First time I did it, I went by the 97 Jeep FSM which called for .008" preload to be added after end play is accounted for. I measured .088" end-play and added .008" to get a total shim stack of .096". It was a replacement housing and I was told that inner axle seals were new, but the passenger side was installed crooked so I knocked it out and reinstalled.

When the passenger side started leaking I figured it was that crooked seal I re-installed, so I'll just change the seals with new ones. That's when I saw the wavy patter on the bearings. I replaced the seals and after playing around with setup bearings, etc. I ended up back at the original .096" shim stack. I put gear oil on the shafts and seal so they were definitely not dry when installed.

Then both sides started weeping gear oil after about 1200 miles.

This weekend I pulled it apart again, and found the same wavy pattern on the bearings. I replaced the seals with Spicers from the local Spicer dealer.
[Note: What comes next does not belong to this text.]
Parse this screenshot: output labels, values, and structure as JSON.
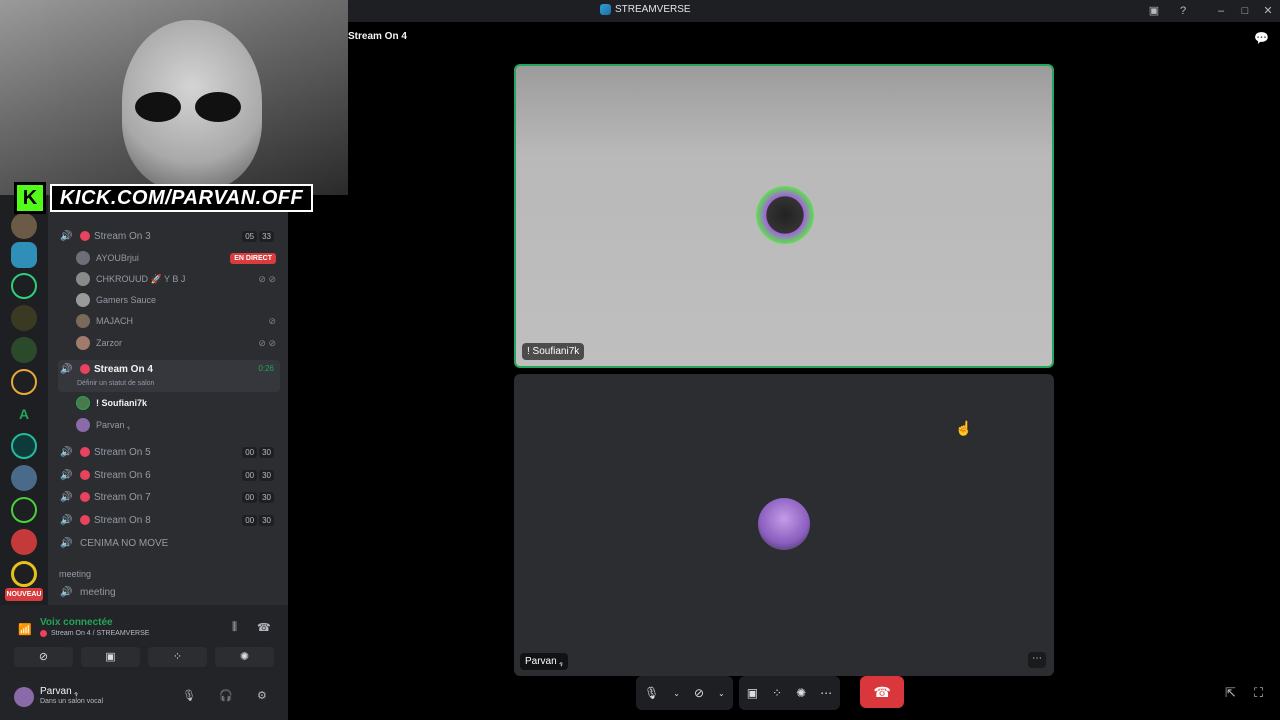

I also re-did the shim stack after reading that Dana says .015" carrier preload not .008". I ended up at .012". I had been knocking in the carrier with a 2.5 lb dead blow, and needed a 4 lb dead blow to get it in with .012" (.100" total shim stack). At .102" I could not beat it in with the 4 lb dead blow.

I can understand that the wavy pattern could be from deflection of the housing/tubes under load. What I don't understand is why the Jeep FSM calls for .008" when Dana says .015". Measuring end-play at .088" and using .088" worth of shims, I could take the carrier in and out without any prying. At .090" I needed a small pry bar. So I think my starting point was accurate.

Any thoughts?
 
Without a spreader, I set open d30s so I just have to tap it in with light blows. Never hit the races, always the case. The outer races are kinda delicate, I have found through the years, and they warp easily. also, 55 ft lbs for the cap bolts.

Anything with a locker, or one that I want to set tighter like a WJ 30, a case spreader is definitely needed so the races don't distort on the way in.

Done either way, no failures that I know of, to date.

Other thoughts..

The seals leaking could be install error or a warped/bent tube or housing.

Making sure the axles themselves are not rough or pitted in the sealing area. That can destroy a seal quicker than you think. MAke sure the seal lips are lubed liberally before you put the carrier in.

Make sure the tubes are spotless so the axle doesn't carry dirt with it o the way in.
 
Thanks Don.

This time I shoved a old, clean tee-shirt from the center out on both sides and lubed both the shafts and seals with Vaseline. The passenger side axle shaft is a new Spicer, only has about 10,000-15,000 miles on it. I don't see any grooves. I've replaced pinion yokes when I thought it was appropriate. Always been hitting on the case center, never the bearing cups/races.

I ordered a spreader from Amazon but it came used, torn open manufacturer box and even the Amazon box so it's going back. I have a Miller on order now. If it leaks again, I'll use it, and if not, it will help out with future installs on the D44, etc.
 
To do it without a spreader, just put the carrier in the freezer for a few hours to shrink it and put your axle in a hot location like outside in the sun to expand the housing. And it will slid right in when you install it. Put a lot of gear oil everywhere because lots of condensation will form on the carrier. I've done this 5 times with great success.
 
I thought I was getting a bit of whine from the differential so I took it apart again. I found the backlash was .085-.009", not the .008" I measured when I first installed. I didn't think that small a difference would matter, but I took it apart anyway. I thought I would reshim and get it down to .007".

I was perplexed at the results:

original install was .008" with these shims, after 200 miles of driving:
.057 --- .043 .0085-.009

then tried:
.060 --- .040 .005 - .0055
.059 --- .041 .005 - .0055
.058 --- .042 .0055 - .006

If I kept going, I would have been back to .057 --- .043 which was the original install so I concluded something was wrong.

So I reduced the preload down to .008 and tried .054 and .042 with the bearings and was at .0055-.006 for a few spins of the carrier and then started reading .008 ??? With the same Koyo bearings in the past .054 and .042 would read .007-.008".

Each time to seat the carrier I was spinning the pinion back and forth, back and forth about 10 times.

As it was a holiday weekend and the better stores were closed, I got some National bearings and put them in. At .054 and .042 I was around .008. Not far from the .007-.008 I was getting with Koyo bearings when all this started. I switched to .056 and .040 and was at .0065-.007 and put it back together.

It seems that when you load the carrier bearings with too much preload moving shims does not work as expected, or the bearings get damaged.

With the .008 preload the carrier knocks in with 2-3 whacks of a 4 lb dead blow on the carrier. To remove it, I put a tee shirt over the ring gear and turned the pinion. It persuades it out without the need for pry bars.